第25話 一日

 小熊が入院生活を始めて一つ知ったことがあるとすれば、静養に勝る治療は無く、規則正しい生活こそ最良の薬だということだろうか。

 今日も朝の日差しと共に病院は動き始め、夜勤を引き継いだ日勤の看護師や、起き出してくる入院患者が廊下を動き回る気配がする。

 小熊もベッドから体を起こし、もう扱いに慣れた松葉杖を手に取って片足で立ち上がる。


 そろそろ朝食が配られる頃なので、その前に洗面所に行くことにした。片手で杖をつきながらもう片方の手に持った杖でベッド周りのカーテンを開け、隣のベッドに回る。

 小熊の隣に入院している後藤は相変わらず夜行性らしく、全身に被り体の下に引き込んだ掛け布団で陽の光を避けていた。

 後藤を揺り起こしたが反応が無い。小熊は半ば強引に布団を引っぺがし、昆虫のように体を丸めている後藤の体を起こす。

「顔、洗いに行くよ」

 後藤は病院支給パジャマの替わりに着ている私物の旅館浴衣を体に巻きつけながら、起きるのをいやがっていたが、小熊が小さい声で「汚い」と言うと、渋々ながら体を起こす。

 立ち上がった後藤の着崩れている浴衣を剥ぎ取った小熊は、ベッドサイドに架けてある別の浴衣を手に取った。他にも何枚かの浴衣が壁際にぶら下がっている。いずれもどこかの温泉旅館から盗んで来たような浴衣を、後藤は時々自分で洗濯している。

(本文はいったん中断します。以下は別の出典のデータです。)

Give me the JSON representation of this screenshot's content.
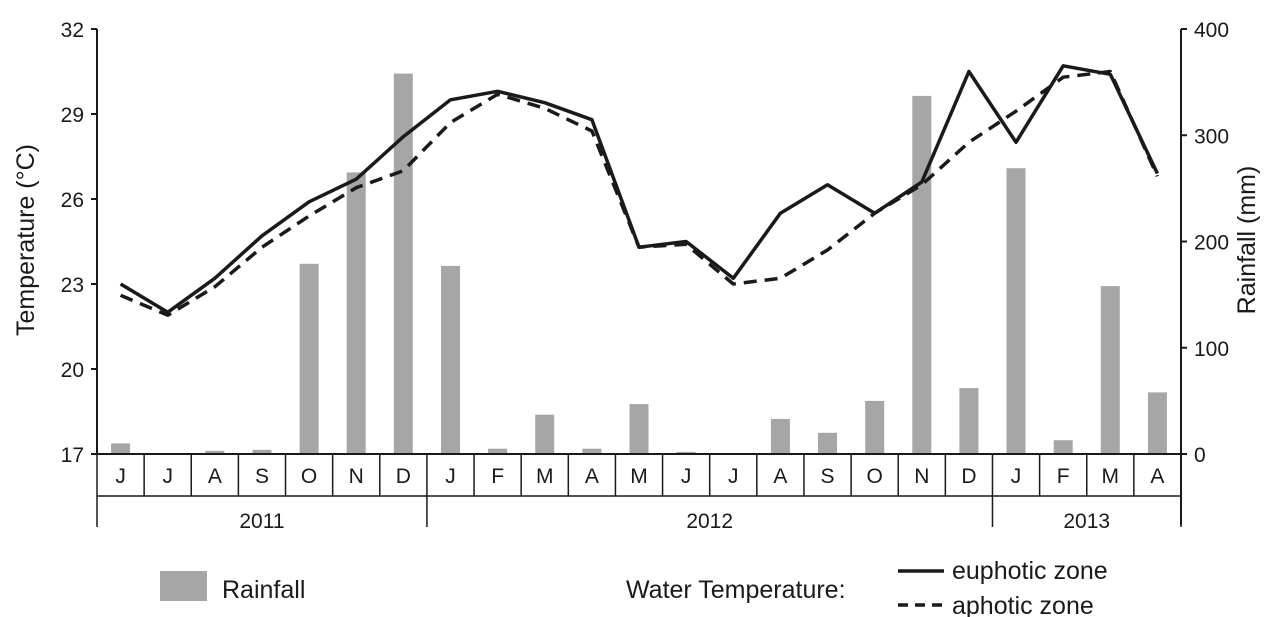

見舞いや身の回りの面倒を見に来てくれるような身寄りは居ない。


 今時の言葉で言えばセルフネグレクトではないかというくらい身辺に無頓着な後藤も、自分の療養患者っぽいファッションを気に入っているらしく、その奇妙な自尊心をくすぐると素直に言う事を聞くことがわかってきた。

 後藤の想像する自分自身の姿は、不治の病に冒されたサナトリウムの娘で、自分の中の美意識が汚い格好を許せないらしい。

 実際の後藤は肋骨の骨折で入院している外科患者。ソーシャルネットワーク内で文字を介して行われる喧嘩に参加している途中、自宅にあるノートPCを全て駆使して相手を攻撃すべく、棚の上にしまっていた予備機を出そうとして、床に置きっぱなしにしていたコンビニ弁当を踏んで転び、複数の肋骨と胸骨の剣状突起を折った。

 それでもネットで互いの顔も見ることなく行われる言い争いを続けようとした彼女の自宅に救急車を呼んだのは、それまで口汚く罵り合っていたネットの喧嘩相手。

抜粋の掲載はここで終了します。